COKETT, Anthony (by 1517-60/61), of London and South Mimms, Mdx. and Sibton, Suff.

Published in The History of Parliament: the House of Commons 1509-1558, ed. S.T. Bindoff, 1982
Available from Boydell and Brewer

Constituency

Dates

Family and Education

b. by 1517, 1st s. of Edward Cokett of Appleton, Norf. by Anne, da. of Thomas Froxmere of Droitwich, Worcs. m.
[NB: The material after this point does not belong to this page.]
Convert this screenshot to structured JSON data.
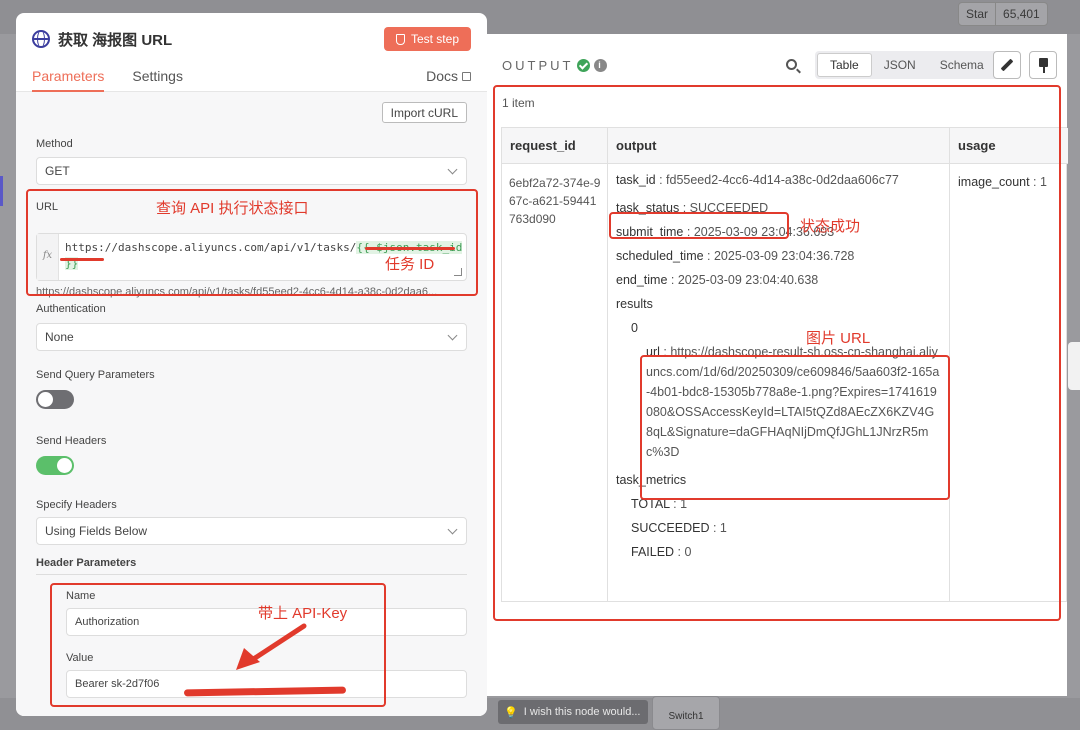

Margaret, da. of Sir Arthur Hopton of Cockfield in Yoxford, Suff., 1s. 1da. suc. fa. 1540/41.1

Offices Held

Biography

Anthony Cokett inherited from his father three manors in Norfolk and four in Suffolk and the remainder to another three Norfolk manors after the death of his mother; at the same time he was, so his brothers alleged, charged with the payment of five annuities of £5 to them, a responsibility which he vigorously denied, preferring to spend the money ‘in the charges of the law before that ever his said brethren should compel him to pay’. In 1543, as Anthony Cokett esquire, of Middlesex and Appleton, Norfolk, he sold the reversion to Appleton and Newton manors to John Coningsby in exchange for Old Ford Park, parcel of the manor of South Mimms. During 1544-5 he acquired the house and site of Bushmead priory, Bedfordshire, from Sir John Gascoigne and in July 1546 he bought a manor in the same county from the crown for £397; both these properties he sold in 1552 to William Gery.2

Cokett and another East Anglian, Thomas Poley, were probably not the two men chosen by the electors of Melcombe Regis in 1545 since their names appear over an erasure on the sheriff’s schedule. Cokett may have owed his return to Foley, who as joint receiver of the former lands of the Knights of St. John was himself doubtless the nominee of his superior in augmentations and one of the knights for Dorset in the same Parliament, Sir Thomas Arundell; but if (Sir) William Herbert I was already steward of the neighbouring town of Weymouth, Cokett may have benefited by Herbert’s friendship with his kinsman the 5th Earl of Shrewsbury. His maternal grandfather’s earlier Membership for Weymouth also perhaps conduced to his return.3

Before the end of Mary’s reign Cokett had sold two of his manors in Suffolk, Stanton in Knettishall and Livermere Parva. Although South Mimms was his chief residence he was described after his death as of Sibton. He died intestate in 1560 or early in 1561 and the administration of his estate during the minority of his son and daughter was on 21 Apr. 1561 granted to his brother, Thomas Cokett. In 1571 further letters of administration were granted to Anthony Cokett’s widow, who had since married a half-brother of Amy Robsart. In 1576 Cokett’s son likewise obtained letters of administration but these were revoked as invalid ten years later.4

Ref Volumes: 1509-1558

Author: Helen Miller

Notes

  • 1. Date of birth estimated from age at fa.’s i.p.m., E150/641/8, 34. Vis. Norf. (Harl. Soc. xxxii), 81; PCC Admins. ed. Glencross, i. 18.
  • 2. E150/641/8, 34; C1/1113/30; LP Hen. VIII, xx-xxi; Lysons, Magna Britannia, i(1), 80, 169; PROT/S ‘Cal. deeds enrolled in CP’, 15-47.
  • 3. C219/18C/26.
  • 4. Copinger, Suff. Manors, i. 323, 342, 346; PCC Admins. i. 18, 122; ii. 76; PCC 8 Windsor.